The Americas evolution in the corporation
SAF Holland is divided into the Europe, Asian Pacific, and Americas regions. Jones heads the Americas region, which comprises the U.S., Canada, and Mexico. In this role, he has focused on building strong relationships with SAF’s suppliers. “We buy from the suppliers. Probably 50 % of our content is purchased steel components that we turn into add value systems,” Jones tells us. “The readaptation on the supply chain area leadership, while facing supply chain problems from China, was the starting point to put a strategy designed to strengthen relationships with key suppliers that existed before and to start looking for with new ones,” he added.
Jones says there was no strategic relationship in place, so he dedicated the next two years to developing the company’s relationships with its suppliers, “they are a key part of this commercial vehicle industry, which is a people business.”
The company is currently evaluating plans for offshore operations, rather than working with a single supply-chain market such as China, India, or Turkey, having seen that this is no longer effective in a post-pandemic world. “In most cases we need to have dual sourcing capabilities. We have been nearshoring more of the secondary sources,” Jones explains. The SAF Holland Americas president explains that while there are great suppliers in different countries, having one single source is a major risk, and the solution is simple given that there are also very competitive suppliers both in the U.S. and Mexico.
Jones underscores the company’s new approach and suggests that the fast decision-making is helping the firm to save millions of dollars in supply chain expedites and cost structures, during a time of high inflation. “We have put ourselves in the right position.
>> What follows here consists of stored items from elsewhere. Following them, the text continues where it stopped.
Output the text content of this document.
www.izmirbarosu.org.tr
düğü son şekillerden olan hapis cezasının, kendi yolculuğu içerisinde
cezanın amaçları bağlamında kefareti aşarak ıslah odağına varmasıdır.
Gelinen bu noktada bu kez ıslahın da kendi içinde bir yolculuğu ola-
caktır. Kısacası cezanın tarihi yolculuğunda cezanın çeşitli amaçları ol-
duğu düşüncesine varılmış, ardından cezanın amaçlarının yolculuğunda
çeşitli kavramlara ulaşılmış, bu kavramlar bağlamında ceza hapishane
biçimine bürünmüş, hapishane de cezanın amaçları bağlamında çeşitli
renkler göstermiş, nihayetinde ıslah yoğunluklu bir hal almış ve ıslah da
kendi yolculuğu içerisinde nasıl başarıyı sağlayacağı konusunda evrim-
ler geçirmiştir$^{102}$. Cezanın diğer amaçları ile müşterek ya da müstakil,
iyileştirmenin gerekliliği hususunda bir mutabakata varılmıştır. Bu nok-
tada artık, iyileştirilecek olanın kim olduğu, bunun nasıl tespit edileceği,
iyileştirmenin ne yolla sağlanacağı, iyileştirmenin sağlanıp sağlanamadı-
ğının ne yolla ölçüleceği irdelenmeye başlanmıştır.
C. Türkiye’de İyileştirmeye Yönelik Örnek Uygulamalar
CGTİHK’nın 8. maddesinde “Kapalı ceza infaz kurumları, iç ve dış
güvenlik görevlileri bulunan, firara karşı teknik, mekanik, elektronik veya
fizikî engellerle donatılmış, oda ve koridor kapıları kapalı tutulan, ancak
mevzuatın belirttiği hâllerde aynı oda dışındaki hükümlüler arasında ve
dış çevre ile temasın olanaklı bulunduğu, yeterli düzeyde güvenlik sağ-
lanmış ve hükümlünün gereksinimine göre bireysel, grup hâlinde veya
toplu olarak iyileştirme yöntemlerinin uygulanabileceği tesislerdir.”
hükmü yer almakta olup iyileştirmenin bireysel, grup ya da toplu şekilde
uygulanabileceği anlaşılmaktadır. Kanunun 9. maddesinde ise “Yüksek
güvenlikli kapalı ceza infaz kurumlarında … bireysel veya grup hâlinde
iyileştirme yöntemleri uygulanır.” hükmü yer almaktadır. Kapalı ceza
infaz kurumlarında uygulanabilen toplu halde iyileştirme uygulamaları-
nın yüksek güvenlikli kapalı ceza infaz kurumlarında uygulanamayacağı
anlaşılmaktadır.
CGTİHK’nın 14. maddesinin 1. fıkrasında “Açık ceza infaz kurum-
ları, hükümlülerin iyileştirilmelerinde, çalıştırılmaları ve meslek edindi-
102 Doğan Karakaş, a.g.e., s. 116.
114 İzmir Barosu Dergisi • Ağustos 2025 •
We have a new manufacturing plant that we are putting in Mexico. Over 50% of our customers are already manufacturing in Mexico. Nothing new to manufacture there for this industry and we had no production in Mexico before.”
The transformation of SAF Holland Americas, and its new approach with business partners, is an ongoing process that has already achieved results far greater than Jones’s initial expectations, and Jones thanks the whole team effort for these achievements. “I give a lot of credit to our supply chain team in this effort. This is one area that has put in a tremendous amount of effort. Weekly communication on supply chain constraints, resourcing efforts, validation requirements,” Jones explains.
Beyond the relationship with customers and a renewed business strategy, the company is also becoming more attractive to suppliers. “We have an exciting opportunity for people who want to still be in manufacturing. We are on top of our business, and we are a good company to do this,” Jones finishes.